Cuando esto sucedía, un pequeño venadillo que temerariamente se había apartado de su madre, pugnaba por regresar a su lado. Estaba junto al río que había crecido súbitamente, y con sus cortas patas trataba de subir por la barrosa y resbaladiza pendiente, de pronto tropezó y cayó a la caudalosa corriente que lo arrastró en un abrir y cerrar de ojos. La venada que ya se había dado cuenta de la situación, angustiada corrió a la orilla para tratar de salvar a su cría, pero no se animaba a lanzarse al agua. Balaba desconsolada, cuando vio que su vástago quedaba atrapado en las ramas de un árbol sumergido en mitad de la riada.
Mil ojos contemplaban la escena sin atreverse a hacer nada. Ahora quién lo salvará se preguntaban en silencio. De repente se sintió un fuerte movimiento de ramas en el bosque, y surgió la figura imponente de un león que sin ninguna dilación y de un poderoso salto se lanzó al río. El bosque entero enmudeció conteniendo la respiración. Nuestra noble fiera luchaba contra la fuerte corriente, sus musculosas patas se movían sin tregua, así nadando llegó hasta el desvalido y sin perder tiempo lo cogió con sus potentes mandíbulas, volviendo nuevamente a luchar contra el impetuoso oleaje. Por momentos daba la impresión que la correntada lo arrastraba, pero luego se veía surgir de entre la espuma su abundante melena que se acercaba a la orilla. Finalmente llegó a tierra y saliendo del agua, con delicadeza, depositó a la pequeña criatura cerca de su madre, hecho esto y con otro tremendo salto se internó de nuevo en la selva.
De inmediato salieron los habitantes del bosque, rodeando a la cierva y a su tembloroso y húmedo retoño. Moviendo cabezas y colas y frotándose entre sí, daban a conocer su gozo irreprimible. Después poco a poco se fue disolviendo el corillo y cada cual regresó a su nido o madriguera. La lluvia arreciaba otra vez y el golpetear de las gotas sobre las hojas era como una música que arrullaba y adormecía. Uno a uno los animales grandes y pequeños fueron cerrando los ojos y se quedaron dormidos.

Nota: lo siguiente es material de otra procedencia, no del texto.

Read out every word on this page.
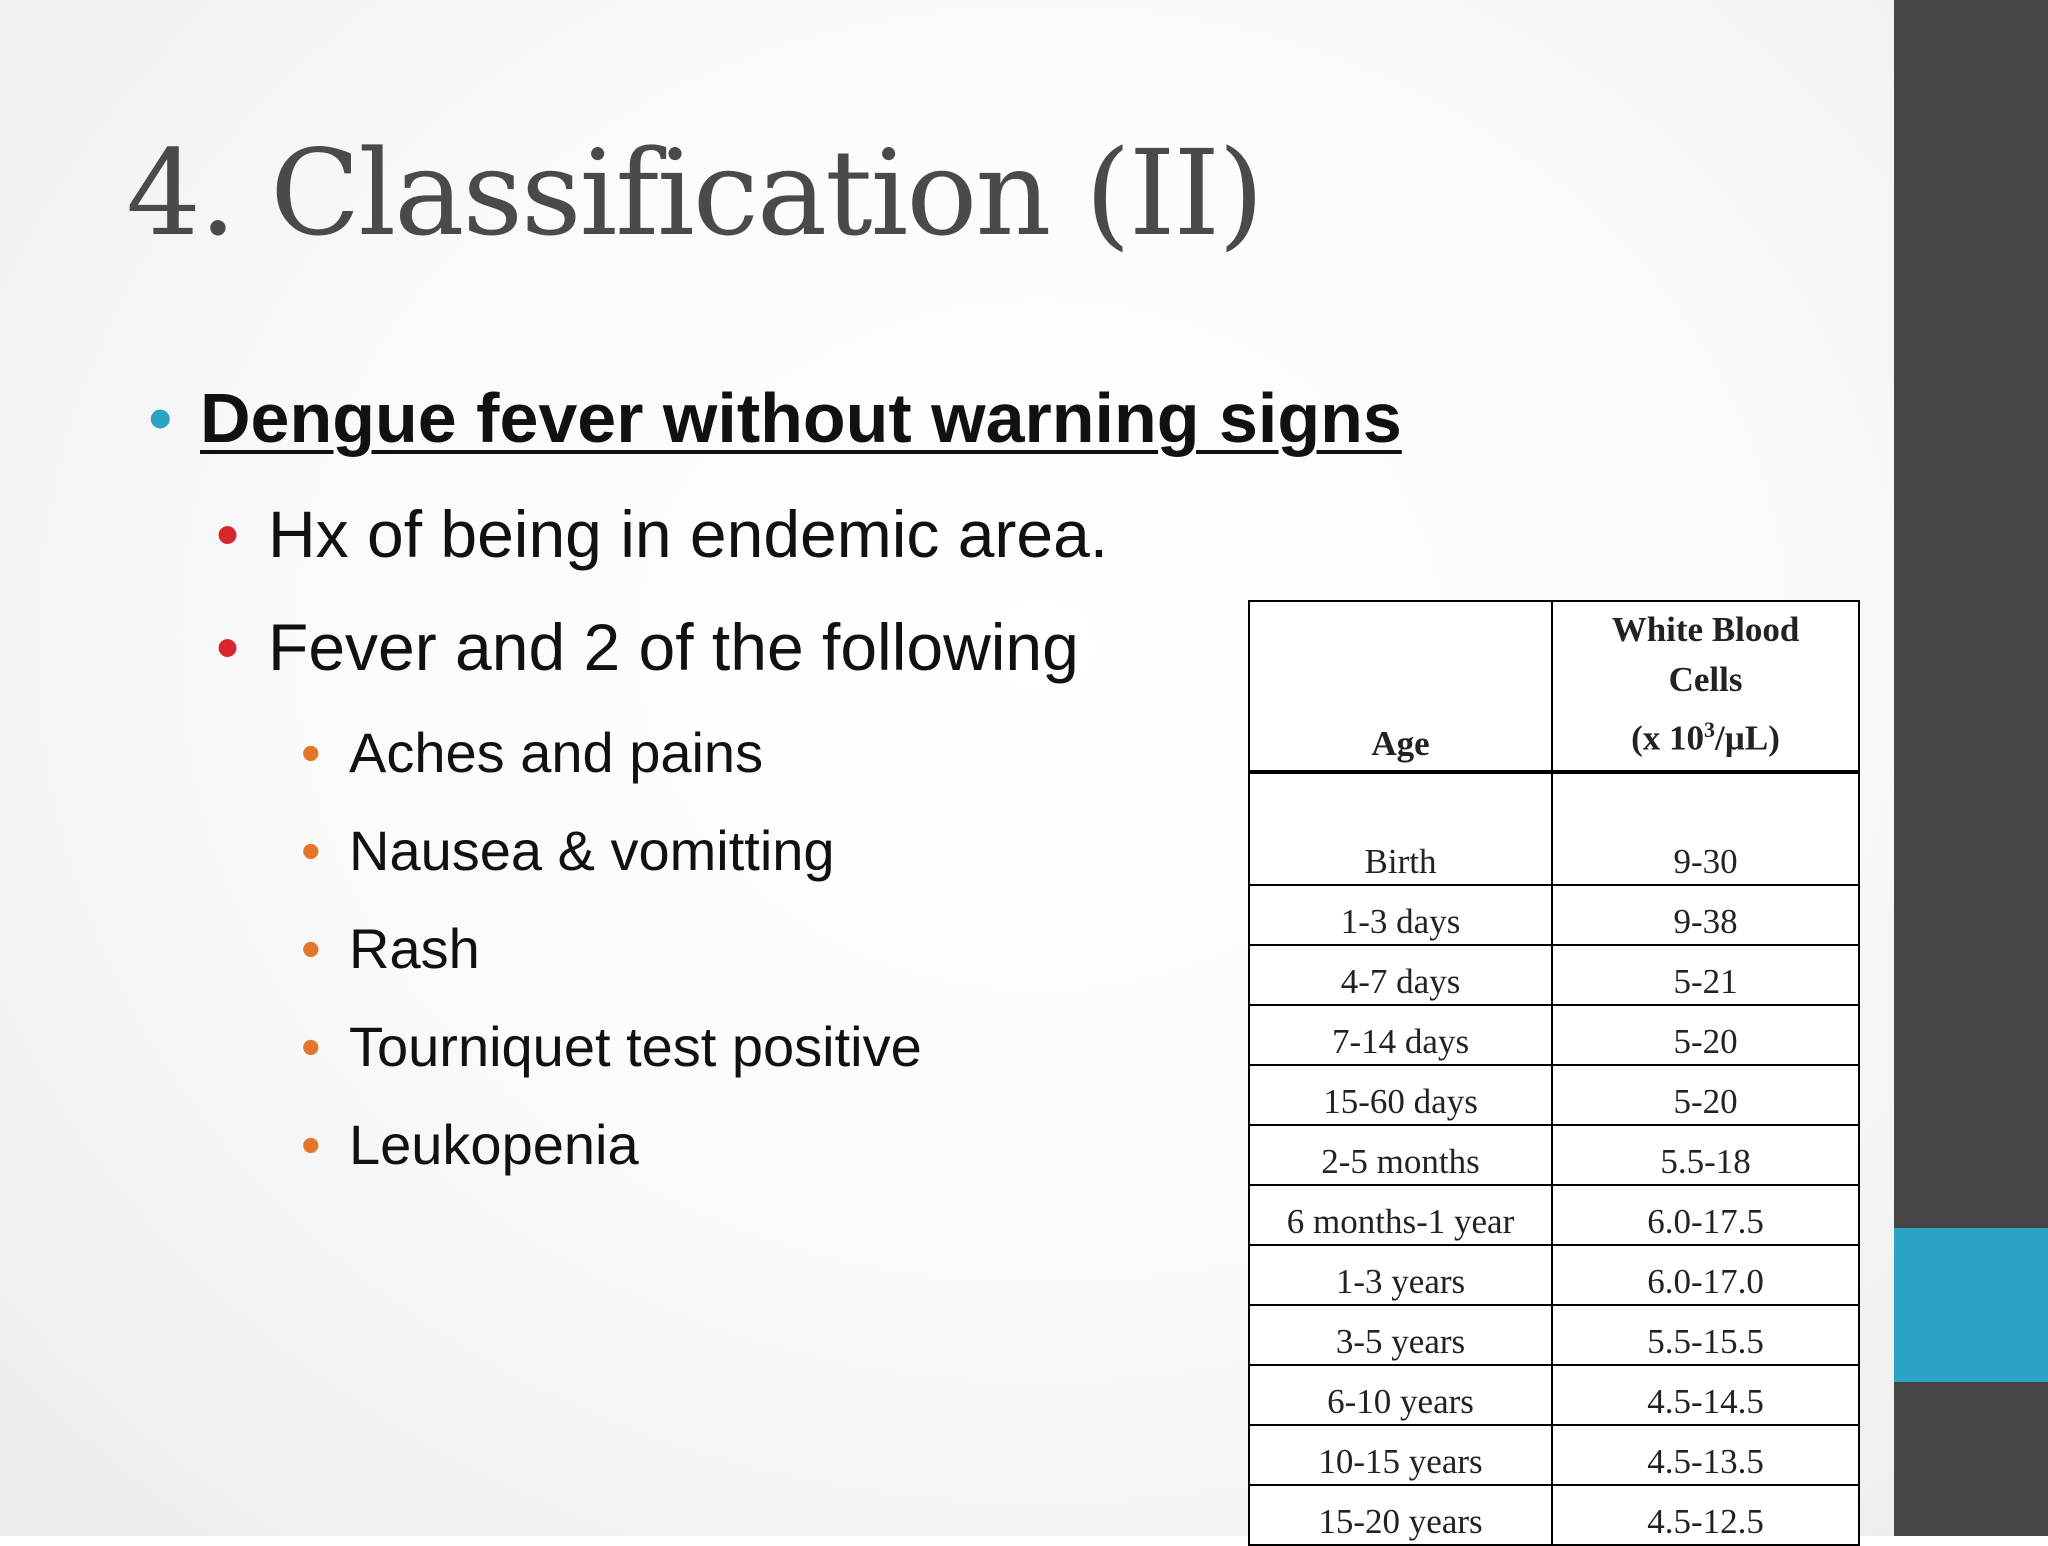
4. Classification (II)
• Dengue fever without warning signs
• Hx of being in endemic area.
• Fever and 2 of the following
• Aches and pains
• Nausea & vomitting
• Rash
• Tourniquet test positive
• Leukopenia
Age	White Blood
Cells
(x $10^3/\mu L$)
Birth	9-30
1-3 days	9-38
4-7 days	5-21
7-14 days	5-20
15-60 days	5-20
2-5 months	5.5-18
6 months-1 year	6.0-17.5
1-3 years	6.0-17.0
3-5 years	5.5-15.5
6-10 years	4.5-14.5
10-15 years	4.5-13.5
15-20 years	4.5-12.5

Mientras tanto, nuestro héroe en toda su solemne majestad contemplaba sus dominios desde una pequeña colina, y con benevolencia meneaba levemente su hermosa cabeza. De pronto lanzó un poderoso rugido que surcando los aires llegó hasta los confines más recónditos del bosque, produciendo una sensación de alivio y seguridad. Después de esto no quedó duda alguna de quién era el Rey de la Selva.